As an avid music listener, I love hearing the crisp sounds that come from CDs and vinyl. But however much I love my HTC, I find listening to music a poor experience; some of the sound quality is always lost and sounds distorted. It’s a great disappointment when I put my Alestorm CDs on my phone and hear back naff sounding shanties.
So I have been roaming the Play Store for some decent equalizers that can boost the sound quality and clarity so it doesn’t sound like the mixing’s been handled by Poundland.
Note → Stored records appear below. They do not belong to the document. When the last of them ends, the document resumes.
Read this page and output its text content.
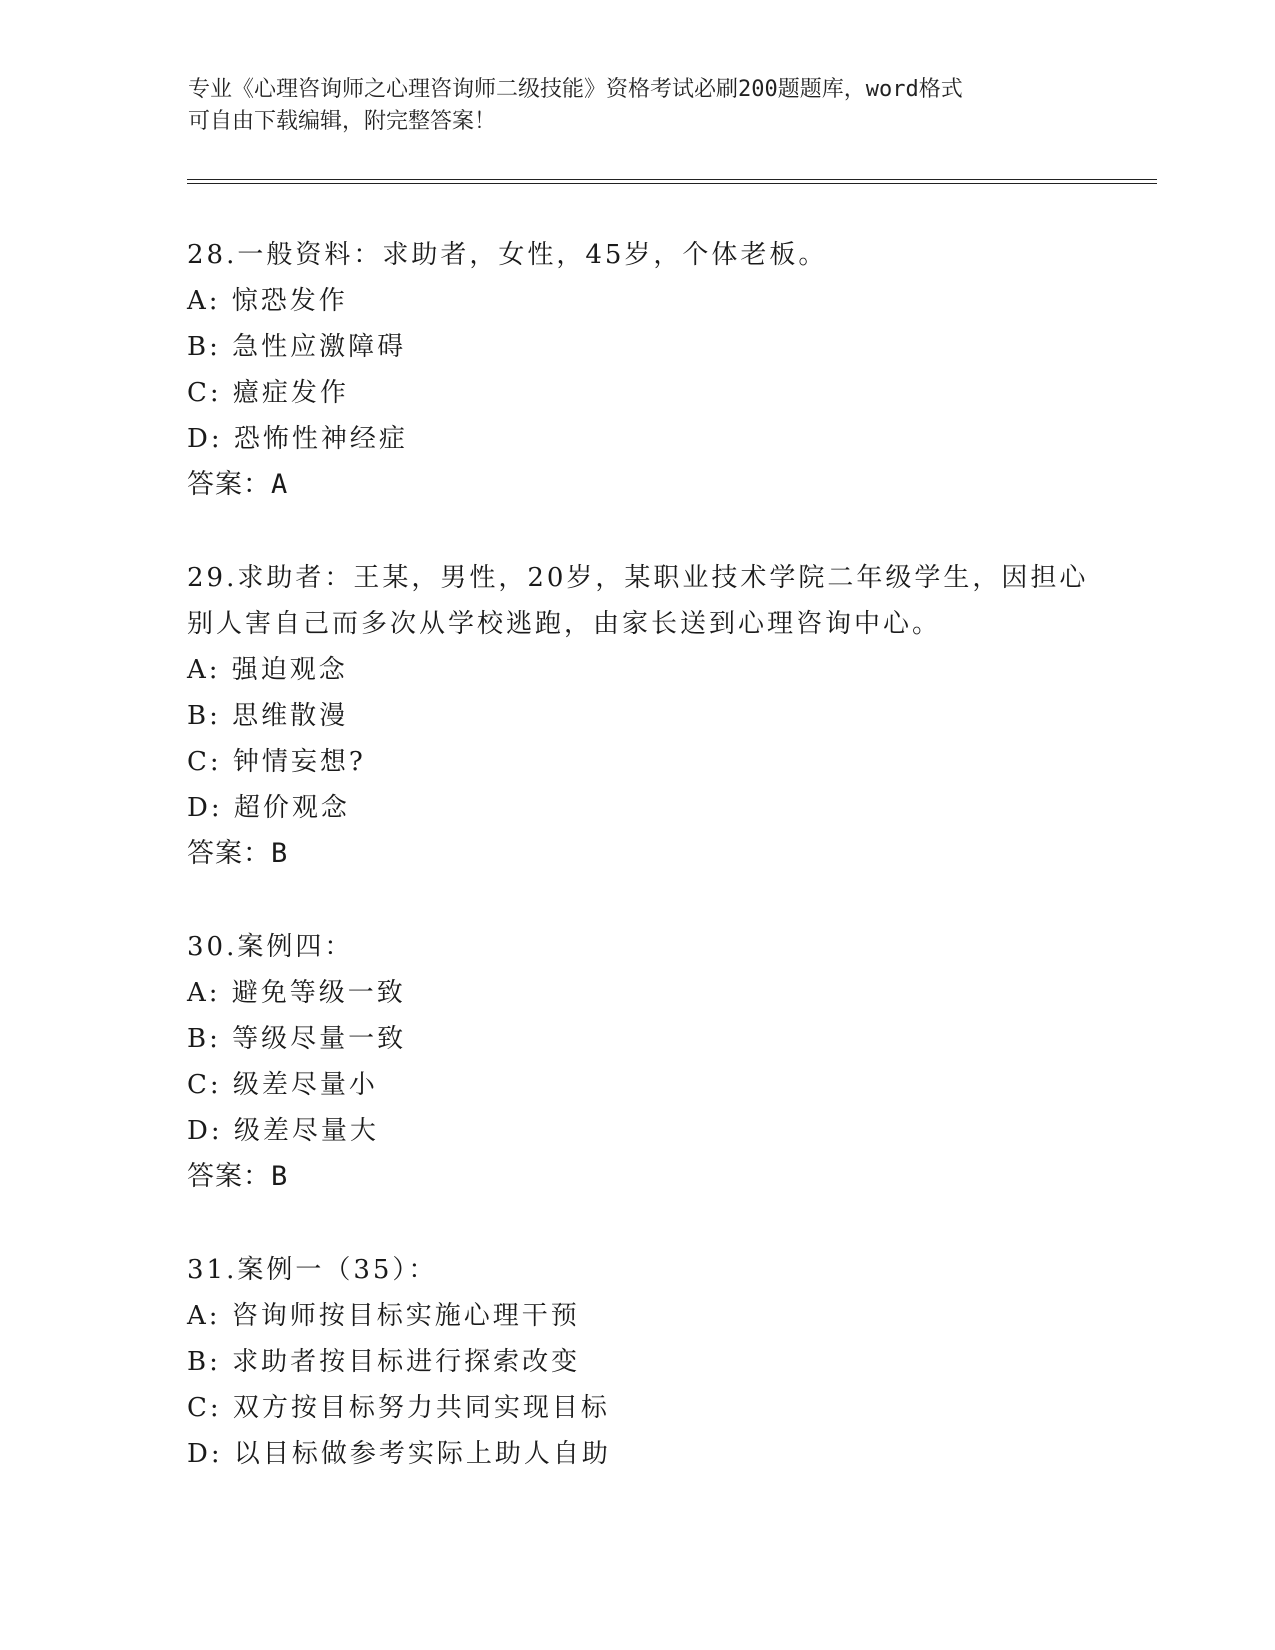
专业《心理咨询师之心理咨询师二级技能》资格考试必刷200题题库，word格式
可自由下载编辑，附完整答案！
28.一般资料：求助者，女性，45岁，个体老板。
A: 惊恐发作
B: 急性应激障碍
C: 癔症发作
D: 恐怖性神经症
答案：A
29.求助者：王某，男性，20岁，某职业技术学院二年级学生，因担心
别人害自己而多次从学校逃跑，由家长送到心理咨询中心。
A: 强迫观念
B: 思维散漫
C: 钟情妄想?
D: 超价观念
答案：B
30.案例四：
A: 避免等级一致
B: 等级尽量一致
C: 级差尽量小
D: 级差尽量大
答案：B
31.案例一（35）：
A: 咨询师按目标实施心理干预
B: 求助者按目标进行探索改变
C: 双方按目标努力共同实现目标
D: 以目标做参考实际上助人自助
EQualizer is a nifty music enhancer that can allow you to visually see the music waveforms change with the sliders that you use. However, a small problem with this is that the bass booster doesn’t increase the bass but rather decreases the volume; also, if you come off the app you have to power it all on again on the menu. Apart from this it has some really good features.
Easy to use sliders and funky waveforms
I like that this app doesn’t have to be used as a player and can be used with the basic phone player; also, it has some fairly good presets. EQualizer is simple to use, it’s basic, and it delivers a good standard of music. Good app all round, but still needs some work.
Poweramp is a simple-to-use music player with music enhancement capabilities, kind of like iTunes with a mixing desk. It has a lot more frequency sliders than most apps, which makes it more accurate and precise regarding the sound that can be produced. It also has a set of widgets for your home screen.
Smooth, cool and sophisticated
There are lots of presets to play about with, though I think these should be considered base settings to tweak, rather than options to set and forget. Another cool feature is the panning dial which lets you adjust the balance between the right and left ear phones – sensitive ears are saved!
The only audio issue that can crop up is a small hissing and a crackling if the pre-amp is set too high. Interface-wise, if you don’t have the widget set up you have to go into the app to stop the music if you want to use a different music software, or it will just play over the top of another one. Other than that, it’s a decent app.
This app looks like a tiny mixing desk so I like it immediately, but it’s also a great piece of software that ticks all the boxes and works as a widget that I can stick to my home screen. The sliders are very responsive and work perfectly; the bass booster and virtualizer knobs look very smart and work just as well. One particularly neat feature is the decibel reader, which turns red if the volume is too loud.
Do it like a pro
There are a few problems though: if you close down the program and load it back up all the sliders will say “on”, but they need to be flicked off and on to work again. Also, you can’t save multiple different settings. Great style, though.
I was torn between Music Volume EQ and Equalizer but the winner in my eyes is Equalizer, just because it can be described in one word: simple. I like simplicity because it means that anyone can use it. All it has is the equalizers, the bass booster and the virtualizer – no fancy colours, no complex navigation like finding your way through Narnia. A few sliders, a black background, and a virtualized volume so you can see what the waveform looks like.
Very basic, very simple. My favorite.
The sound quality is excellent and the accuracy you can have with the sliders is great, so you can specify ranges as narrow as one-tenth of a decibel. However, once again another app has fallen into the trap of immediately stopping once Back is pressed. Not too much hassle though; press the home button and you are set. Simplicity at its finest.
These four equalisers are only a few of various different apps that can increase the quality of your music. These being the best free ones that I could find. I would recommend Equaliser by SA Labs as it has a very basic layout but gives a vast improvement to the sound.